Es dreht sich dabei jedoch nicht um die Beratung an sich, sondern eher um das Thema Service. Deutsche Kunden informieren sich gerne vorher, er liest sich alle Informationen erst durch oder fragt den Kundenservice-Berater aus. Nach dem Kauf werden fast keine Fragen mehr gestellt. In der UK, aber auch in Holland wird erst einmal bestellt und nur angerufen wenn danach noch Fragen auftauchen.
„Preis, Verfügbarkeit, Kundenservice“, benennt AO-Deutschland-Chef Monk in der Wirtschaftswoche den Dreiklang, mit dem er deutsche Händler ausstechen will. AO verspricht nicht nur eine große Produktauswahl, sondern gibt auch eine Niedrigpreisgarantie: Gibt es das Produkt bei einem anderem Händler günstiger, wird der Preis angeglichen.
AO sehr preisaggressiv
Dass AO sehr preisagressiv in den Markt geht, wird durch Beobachtungen von Martin Sinner, Media Saturn, bestätigt:
AO.com nimmt eine Konsolidierung der Branche vorweg, weil das Unternehmen seine Marge nur aus Upselling-Services erwirtschaftet.
Der britische Online-Händler habe gar nicht das Ziel, Geld mit dem Hardware-Handel zu verdienen. AO.com verkaufe Haushaltsgeräte quasi zum Einkaufspreis und setzte stattdessen darauf, an Zusatzservices wie Finanzierung oder Versicherungen zu verdienen. Von der einmaligen Transaktion habe das Unternehmen den Fokus auf den Customer Lifetime-Value verschoben.

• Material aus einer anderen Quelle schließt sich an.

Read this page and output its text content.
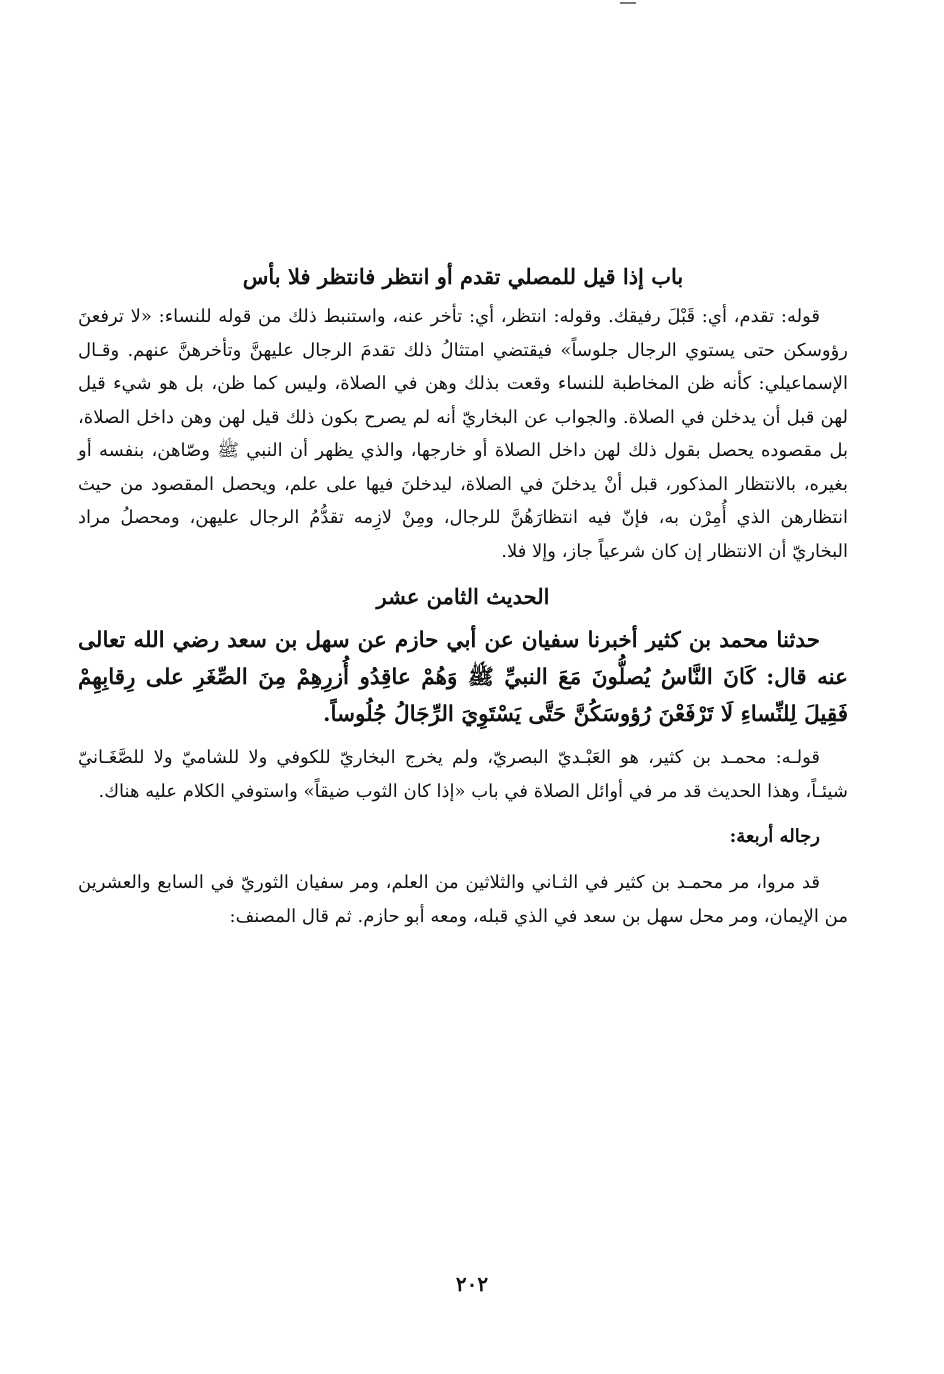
باب إذا قيل للمصلي تقدم أو انتظر فانتظر فلا بأس

قوله: تقدم، أي: قَبْلَ رفيقك. وقوله: انتظر، أي: تأخر عنه، واستنبط ذلك من قوله للنساء: «لا ترفعنَ رؤوسكن حتى يستوي الرجال جلوساً» فيقتضي امتثالُ ذلك تقدمَ الرجال عليهنَّ وتأخرهنَّ عنهم. وقـال الإسماعيلي: كأنه ظن المخاطبة للنساء وقعت بذلك وهن في الصلاة، وليس كما ظن، بل هو شيء قيل لهن قبل أن يدخلن في الصلاة. والجواب عن البخاريّ أنه لم يصرح بكون ذلك قيل لهن وهن داخل الصلاة، بل مقصوده يحصل بقول ذلك لهن داخل الصلاة أو خارجها، والذي يظهر أن النبي ﷺ وصّاهن، بنفسه أو بغيره، بالانتظار المذكور، قبل أنْ يدخلنَ في الصلاة، ليدخلنَ فيها على علم، ويحصل المقصود من حيث انتظارهن الذي أُمِرْن به، فإنّ فيه انتظارَهُنَّ للرجال، ومِنْ لازِمه تقدُّمُ الرجال عليهن، ومحصلُ مراد البخاريّ أن الانتظار إن كان شرعياً جاز، وإلا فلا.

الحديث الثامن عشر

حدثنا محمد بن كثير أخبرنا سفيان عن أبي حازم عن سهل بن سعد رضي الله تعالى عنه قال: كَانَ النَّاسُ يُصلُّونَ مَعَ النبيِّ ﷺ وَهُمْ عاقِدُو أُزرِهِمْ مِنَ الصِّغَرِ على رِقابِهِمْ فَقِيلَ لِلنِّساءِ لَا تَرْفَعْنَ رُؤوسَكُنَّ حَتَّى يَسْتَوِيَ الرِّجَالُ جُلُوساً.

قولـه: محمـد بن كثير، هو العَبْـديّ البصريّ، ولم يخرج البخاريّ للكوفي ولا للشاميّ ولا للصَّغَـانيّ شيئـاً، وهذا الحديث قد مر في أوائل الصلاة في باب «إذا كان الثوب ضيقاً» واستوفي الكلام عليه هناك.

رجاله أربعة:

قد مروا، مر محمـد بن كثير في الثـاني والثلاثين من العلم، ومر سفيان الثوريّ في السابع والعشرين من الإيمان، ومر محل سهل بن سعد في الذي قبله، ومعه أبو حازم. ثم قال المصنف:

٢٠٢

AO wird sich strecken müssen
Ich bin mir nicht sicher, wie die Aussagen von AO einzuschätzen sind. Gerade in dieser Branche scheint es mir nicht so, als hätte sie auf den Category-Killer noch gewartet. Im Gegenteil, scheint mir der Markt hier anbieterseitig durchaus bereits sehr gut besetzt. Im Wiwo-Artikel, gibt es einige weitere Faktoren die gegen einen „Durchmarsch“ von AO in Deutschland sprechen.
wiechert leipzig meint
Nunja,
dass das einzig Profitable im Versandhandel die „Zahlpause“ oder „Ratenzahlung“ ist, ist ja kein wirklich neues Phänomen.
Marco meint
Mal wieder der alte Trick: Polarisieren, um den Mediendurchsatz zu erhöhen.

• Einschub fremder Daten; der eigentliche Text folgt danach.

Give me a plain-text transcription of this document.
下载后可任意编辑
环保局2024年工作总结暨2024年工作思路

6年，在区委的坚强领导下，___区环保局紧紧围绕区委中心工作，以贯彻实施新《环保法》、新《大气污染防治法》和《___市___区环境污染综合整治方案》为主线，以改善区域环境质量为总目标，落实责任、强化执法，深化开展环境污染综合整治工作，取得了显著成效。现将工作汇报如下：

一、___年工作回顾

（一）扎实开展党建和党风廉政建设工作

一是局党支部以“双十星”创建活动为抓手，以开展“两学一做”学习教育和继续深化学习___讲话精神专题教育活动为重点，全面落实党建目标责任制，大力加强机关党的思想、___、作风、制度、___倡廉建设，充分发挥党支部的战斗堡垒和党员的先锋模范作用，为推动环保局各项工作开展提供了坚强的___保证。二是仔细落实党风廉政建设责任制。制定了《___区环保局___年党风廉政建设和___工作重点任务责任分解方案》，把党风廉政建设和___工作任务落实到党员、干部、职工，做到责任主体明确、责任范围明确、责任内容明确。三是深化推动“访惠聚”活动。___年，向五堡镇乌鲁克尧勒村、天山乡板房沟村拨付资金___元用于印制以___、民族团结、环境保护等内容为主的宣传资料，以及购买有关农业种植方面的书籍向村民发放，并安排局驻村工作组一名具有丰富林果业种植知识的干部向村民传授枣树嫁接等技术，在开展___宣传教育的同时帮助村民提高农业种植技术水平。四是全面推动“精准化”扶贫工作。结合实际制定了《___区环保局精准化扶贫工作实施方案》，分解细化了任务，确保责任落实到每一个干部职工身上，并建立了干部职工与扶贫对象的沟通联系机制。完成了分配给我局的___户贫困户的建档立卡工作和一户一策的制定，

Ich kann nur sagen, meine bisherigen Erfahrungen mit britischen Händlern, die unter .de Domains arbeiten sind mehr als ernüchternd.

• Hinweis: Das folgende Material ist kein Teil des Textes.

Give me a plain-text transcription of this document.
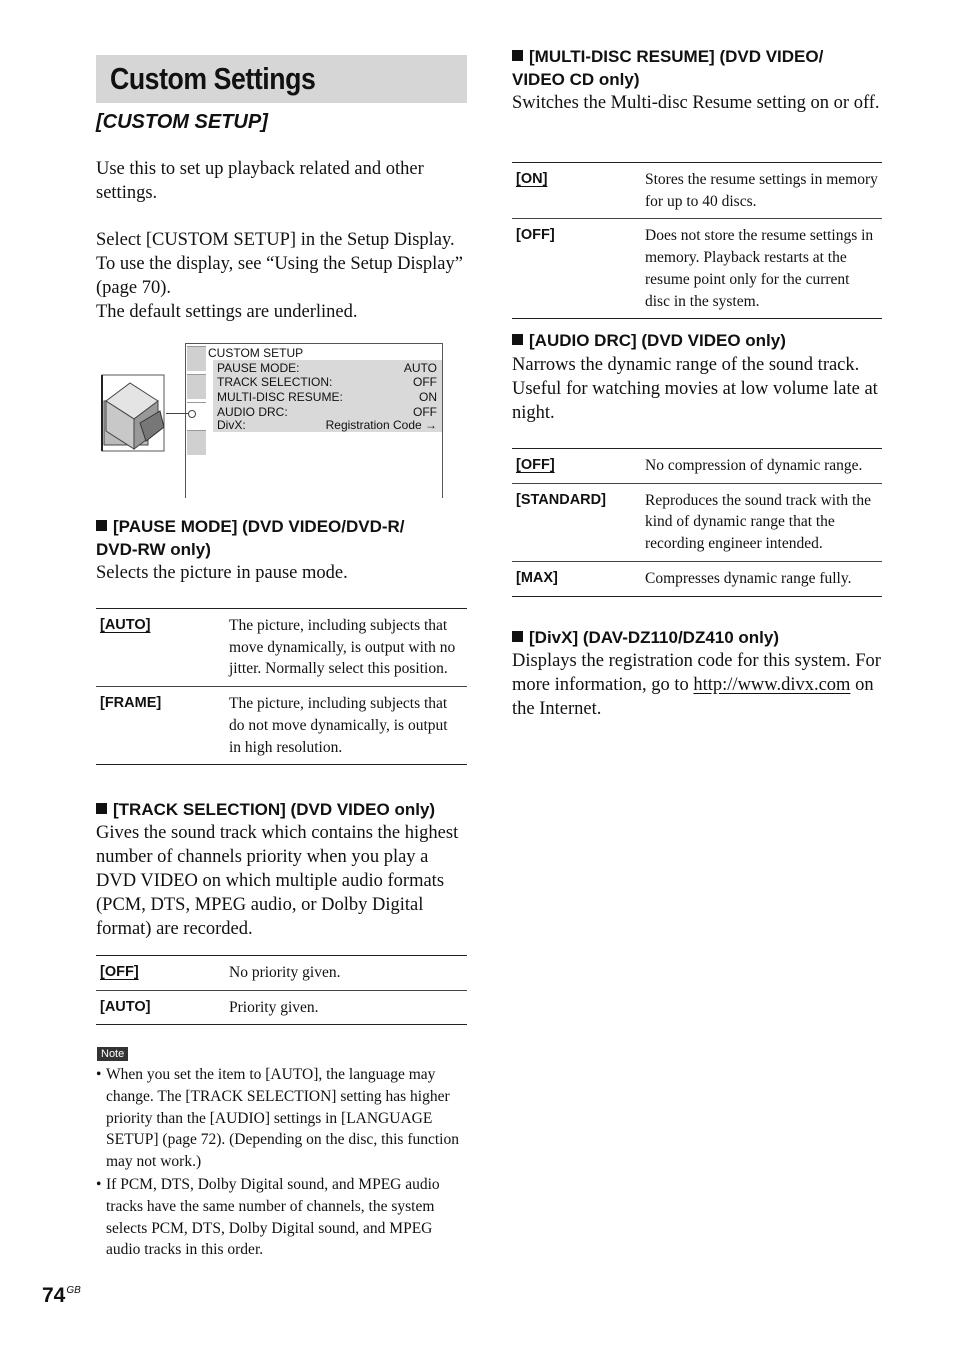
Custom Settings
[CUSTOM SETUP]
Use this to set up playback related and other settings.
Select [CUSTOM SETUP] in the Setup Display.
To use the display, see “Using the Setup Display” (page 70).
The default settings are underlined.
CUSTOM SETUP
PAUSE MODE:	AUTO
TRACK SELECTION:	OFF
MULTI-DISC RESUME:	ON
AUDIO DRC:	OFF
DivX:	Registration Code →
[PAUSE MODE] (DVD VIDEO/DVD-R/
DVD-RW only)
Selects the picture in pause mode.
[AUTO]	The picture, including subjects that move dynamically, is output with no jitter. Normally select this position.
[FRAME]	The picture, including subjects that do not move dynamically, is output in high resolution.
[TRACK SELECTION] (DVD VIDEO only)
Gives the sound track which contains the highest number of channels priority when you play a DVD VIDEO on which multiple audio formats (PCM, DTS, MPEG audio, or Dolby Digital format) are recorded.
[OFF]	No priority given.
[AUTO]	Priority given.
Note
• When you set the item to [AUTO], the language may change. The [TRACK SELECTION] setting has higher priority than the [AUDIO] settings in [LANGUAGE SETUP] (page 72). (Depending on the disc, this function may not work.)
• If PCM, DTS, Dolby Digital sound, and MPEG audio tracks have the same number of channels, the system selects PCM, DTS, Dolby Digital sound, and MPEG audio tracks in this order.
$74^{GB}$
[MULTI-DISC RESUME] (DVD VIDEO/
VIDEO CD only)
Switches the Multi-disc Resume setting on or off.
[ON]	Stores the resume settings in memory for up to 40 discs.
[OFF]	Does not store the resume settings in memory. Playback restarts at the resume point only for the current disc in the system.
[AUDIO DRC] (DVD VIDEO only)
Narrows the dynamic range of the sound track. Useful for watching movies at low volume late at night.
[OFF]	No compression of dynamic range.
[STANDARD]	Reproduces the sound track with the kind of dynamic range that the recording engineer intended.
[MAX]	Compresses dynamic range fully.
[DivX] (DAV-DZ110/DZ410 only)
Displays the registration code for this system. For more information, go to http://www.divx.com on the Internet.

Service habe ich nicht erlebt. Ganz im Gegenteil, deutsches und europäisches Recht wird mit Füßen getreten.
Telefonisch nicht erreichbar, Mails werden nach 1-2 Wochen und mehreren Aufforderungen mit Textbausteinen beantwortet, Rücksendungen müssen selbst bezahlt und nach UK geschickt werden.
Und an die fehlerhaften gesetzlichen Vorschriften wie Impressum und Widerrufsbelehrung scheinen sich die sonst so umtriebigen Abmahnvereine nicht ran zu trauen.